There are some factors that determine the interest rate that you can control, and some that are completely out of your control. It is a good idea to recognize/know the difference.
One of the most important factors, and one that keeps hitting/makes the news all the time today, is your credit score. If you have heard discussions, or seen constant ads on the net/internet about your "FICO" score, you may now what the buzz/discussion is about.
The idea behind a FICO rating/score is that private agencies do an analysis on a borrower's credit profile to determine the chances that he will be able to pay the loan/mortgage. Banks subscribe to these agencies to receive these scores/this information. They are primarily determined by income level, job history, and history of credit payments.
Another factor that banks use to calculate the rate is the size of the deposit/down payment.
First of all, you are putting your own money/funds into the project; this gives the bank confidence that you are confident enough in paying back the mortgage/loan that you have committed sizeable upfront funds as a deposit/down payment.
Even though a higher down payment will help with the rate, many people who are looking to buy a home are paying rent and in order to accumulate/save for a higher down payment, the longer they would have to pay rent. If they consider that their rent payments could be mortgage payments building/increasing equity if they had a home, they want to buy as quickly as possible.

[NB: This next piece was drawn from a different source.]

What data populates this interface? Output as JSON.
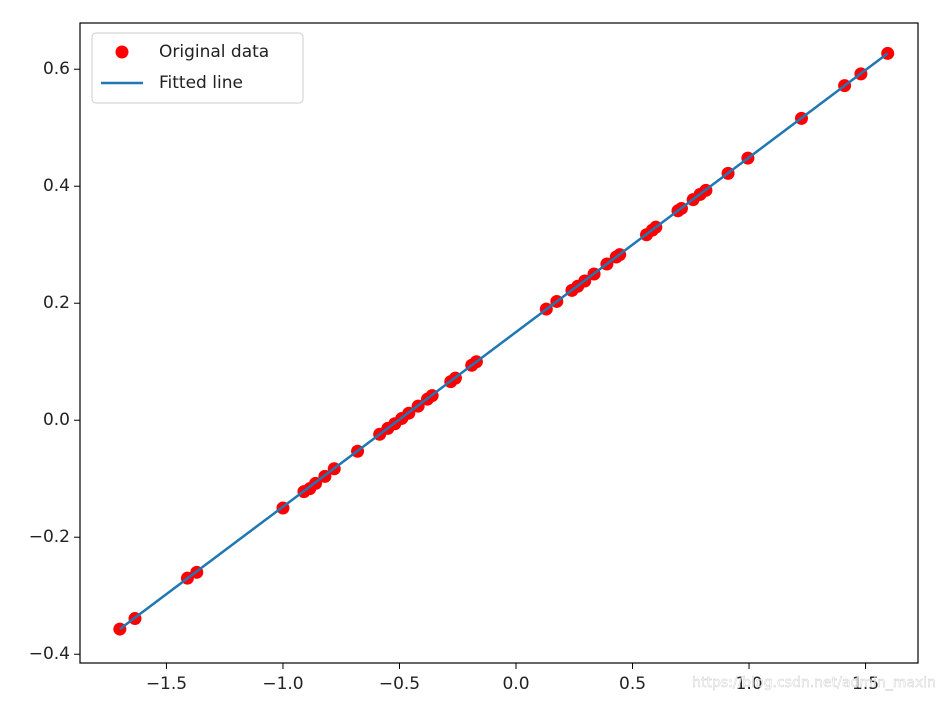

The maturity of the mortgage/home loan is also an important component in the determination of the interest rate of the loan. If a bank has to commit for a long/an extended length of time at a fixed rate, they will want to protect themselves by making/fixing the rate higher.
Taking a shorter maturity on your mortgage, such as a five year loan instead of a 25 year traditional loan will result in a lower rate for you. However, most/many people still prefer to negotiate a longer term loan if they can because they/of the fear that interest rates will rise and they will constantly have to renew their mortgage/home loan at a higher rate. - hypotheque montreal quebec
This is one of the other important factors in determining/what determines interest rates: What the general market is doing. If interest rates are going up in general/across the board, interest rates on mortgages will go up as well, since banks have to pay interest on the money they obtain. Whether interest rates will go up or down is a topic/subject under constant study and discussion by economists.
Most people would rather take a chance on a fixed rate that can’t go up/increase, than a rate that changes periodically. Even if rates go down, they feel the risk is better to have a locked in rate than a fluctuating/changing rate - pret hypotecaire.
The last factor that can influence the rate on your loan is the size of the loan itself. Banks are limited as to the size of their loan portfolio, and if your loan/mortgage is sizeable, they will be adding a lot of risk to their portfolio and will expect a higher return for that higher risk.